1 Syntactic quotient
2 Syntactic equivalence
3 Syntactic monoid
4 Examples

[edit] Syntactic quotient

Given $S\subset M$ a subset of a monoid M, one may define sets that consist of formal left or right inverses of elements in S. These are called quotients, and one may define right or left quotients, depending on which side one is concatenating. Thus, the right quotient of S by an element $m\in M$ is the set

$S \ / \ m=\{u\in M \;\vert\; um\in S \}$

Similarly, the left quotient is

$m \setminus S=\{u\in M \;\vert\; mu\in S \}$

[edit] Syntactic equivalence

The syntactic quotient induces an equivalence relation on M, called the syntactic relation, or syntactic equivalence or syntactic congruence (induced by S). The right syntactic equivalence is the equivalence relation

$\sim_S \;= \{(s,t)\in M\times M \,\vert\; S \ / \ s = S \ / \ t \}$

Similarly, the left syntactic relation is

$\,_S\sim \;= \{(s,t)\in M\times M \,\vert\; s\setminus S = t \setminus S \}$

A double-sided congruence may be defined as

$u \sim_S v \Leftrightarrow \forall x, y\in M (xuy \in S \Leftrightarrow xvy \in S)$

[edit] Syntactic monoid

The syntactic quotient is compatible with concatenation in the monoid, in that one has

$(M \ / \ s) \ / \ t = M \ / \ (ts)$

for all $s,t\in M$ (and similarly for the left quotient). Thus, the syntactic quotient is a monoid morphism, and induces a quotient monoid

$M(S)= M \ / \ \sim_S$

It can be shown that the syntactic monoid of S is the smallest monoid that recognizes S ; that is, M(S) recognizes S, and for every monoid N recognizing S, M(S) is a quotient of a submonoid of N. The syntactic monoid of S is also the transition monoid of the minimal automaton of S.

Equivalently, a language L is recognizable if and only if the family of quotients

$\{L \ / \ m \,\vert\; m\in M\}$

is finite. The proof showing equivalence is quite easy. Assume that a string x is recognizable by a deterministic finite state machine, with the final state of the machine being f. If y is another string recognized by the machine, also terminating in the same final state f, then clearly one has $L \ / \ x\,\sim L \ / \ y$ . Thus, the number of elements in $\{L \ / \ m \,\vert\; m\in M\}$ is just exactly equal to the number of final states of the automaton. Assume the converse: that the number of elements in $\{L \ / \ m \,\vert\; m\in M\}$ is finite.
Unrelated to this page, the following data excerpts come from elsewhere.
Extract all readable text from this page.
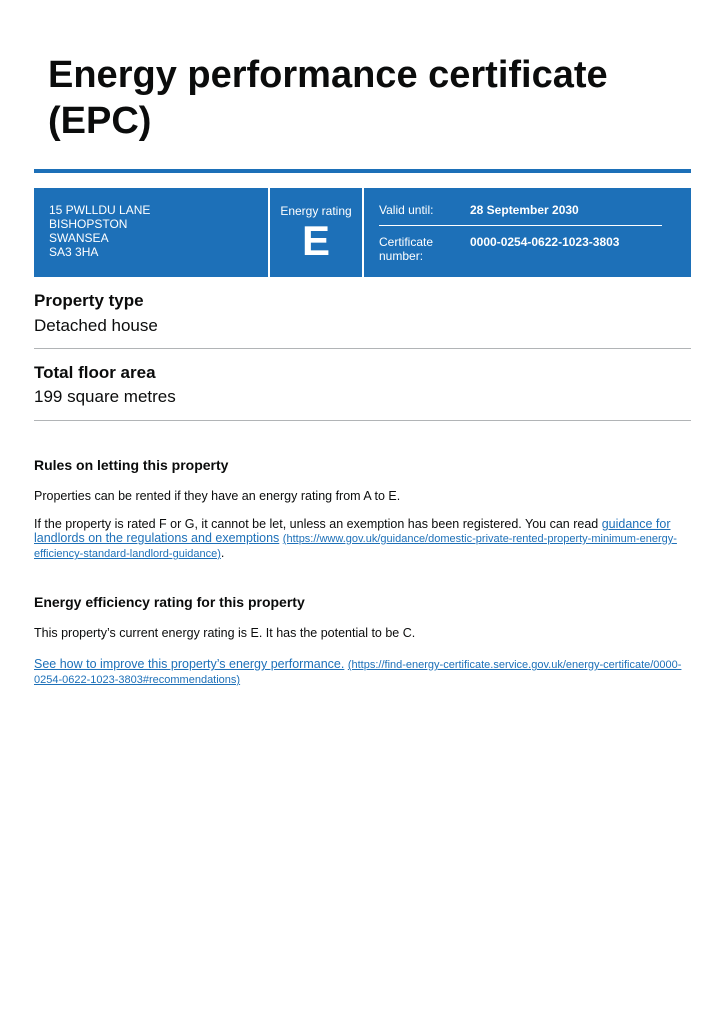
Energy performance certificate (EPC)
15 PWLLDU LANE
BISHOPSTON
SWANSEA
SA3 3HA
Energy rating
E
Valid until:	28 September 2030
Certificate
number:
0000-0254-0622-1023-3803
Property type
Detached house
Total floor area
199 square metres
Rules on letting this property
Properties can be rented if they have an energy rating from A to E.
If the property is rated F or G, it cannot be let, unless an exemption has been registered. You can read guidance for landlords on the regulations and exemptions (https://www.gov.uk/guidance/domestic-private-rented-property-minimum-energy-efficiency-standard-landlord-guidance).
Energy efficiency rating for this property
This property’s current energy rating is E. It has the potential to be C.
See how to improve this property’s energy performance. (https://find-energy-certificate.service.gov.uk/energy-certificate/0000-0254-0622-1023-3803#recommendations)
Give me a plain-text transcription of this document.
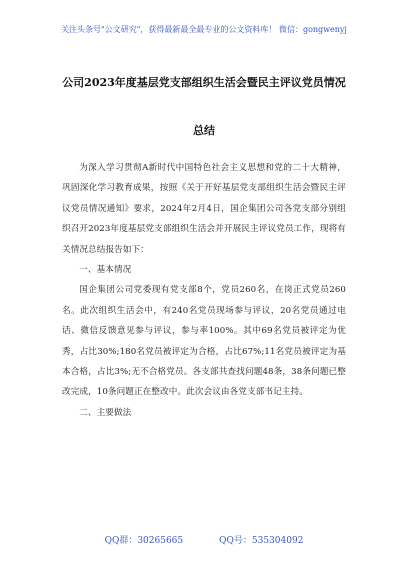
关注头条号"公文研究"，获得最新最全最专业的公文资料库！ 微信：gongwenyj
公司2023年度基层党支部组织生活会暨民主评议党员情况
总结

为深入学习贯彻A新时代中国特色社会主义思想和党的二十大精神，巩固深化学习教育成果，按照《关于开好基层党支部组织生活会暨民主评议党员情况通知》要求，2024年2月4日，国企集团公司各党支部分别组织召开2023年度基层党支部组织生活会并开展民主评议党员工作，现将有关情况总结报告如下：

一、基本情况

国企集团公司党委现有党支部8个，党员260名，在岗正式党员260名。此次组织生活会中，有240名党员现场参与评议，20名党员通过电话、微信反馈意见参与评议，参与率100%。其中69名党员被评定为优秀，占比30%;180名党员被评定为合格，占比67%;11名党员被评定为基本合格，占比3%;无不合格党员。各支部共查找问题48条，38条问题已整改完成，10条问题正在整改中。此次会议由各党支部书记主持。

二、主要做法

QQ群：30265665	QQ号：535304092
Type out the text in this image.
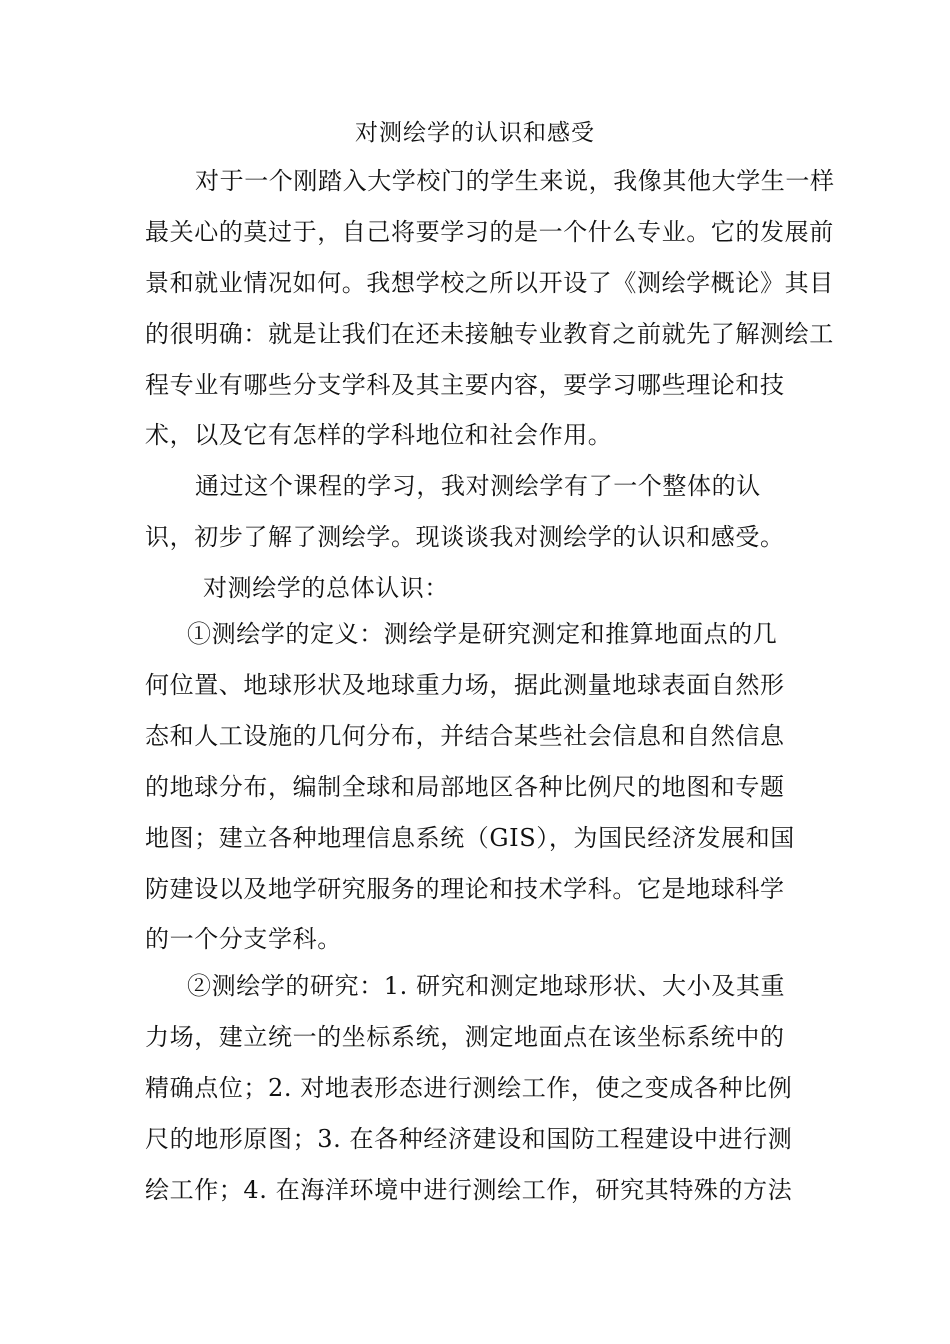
对测绘学的认识和感受
对于一个刚踏入大学校门的学生来说，我像其他大学生一样
最关心的莫过于，自己将要学习的是一个什么专业。它的发展前
景和就业情况如何。我想学校之所以开设了《测绘学概论》其目
的很明确：就是让我们在还未接触专业教育之前就先了解测绘工
程专业有哪些分支学科及其主要内容，要学习哪些理论和技
术，以及它有怎样的学科地位和社会作用。
通过这个课程的学习，我对测绘学有了一个整体的认
识，初步了解了测绘学。现谈谈我对测绘学的认识和感受。
对测绘学的总体认识：
①测绘学的定义：测绘学是研究测定和推算地面点的几
何位置、地球形状及地球重力场，据此测量地球表面自然形
态和人工设施的几何分布，并结合某些社会信息和自然信息
的地球分布，编制全球和局部地区各种比例尺的地图和专题
地图；建立各种地理信息系统（GIS），为国民经济发展和国
防建设以及地学研究服务的理论和技术学科。它是地球科学
的一个分支学科。
②测绘学的研究：1. 研究和测定地球形状、大小及其重
力场，建立统一的坐标系统，测定地面点在该坐标系统中的
精确点位；2. 对地表形态进行测绘工作，使之变成各种比例
尺的地形原图；3. 在各种经济建设和国防工程建设中进行测
绘工作；4. 在海洋环境中进行测绘工作，研究其特殊的方法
One can then construct an automaton where so that $Q=\{L \ / \ m \,\vert\; m\in M\}$ is the set of states, $F=\{L \ / \ m \,\vert\; m\in L\}$ is the set of final states, the singleton L is the initial state, and the transition function is given by $(L \ / \ x) \ / \ y=L \ / \ (xy)$ . Clearly, this automaton recognizes L. Thus, a language L is recognizable if and only if the set $\{L \ / \ m \,\vert\; m\in M\}$ is finite.

Given a regular expression E representing S, it is easy to compute the syntactic monoid of S.

[edit] Examples

The bicyclic monoid is the syntactic monoid of the Dyck language (the language of balanced sets of parenthesis).
The trace monoid is an example of a syntactic monoid.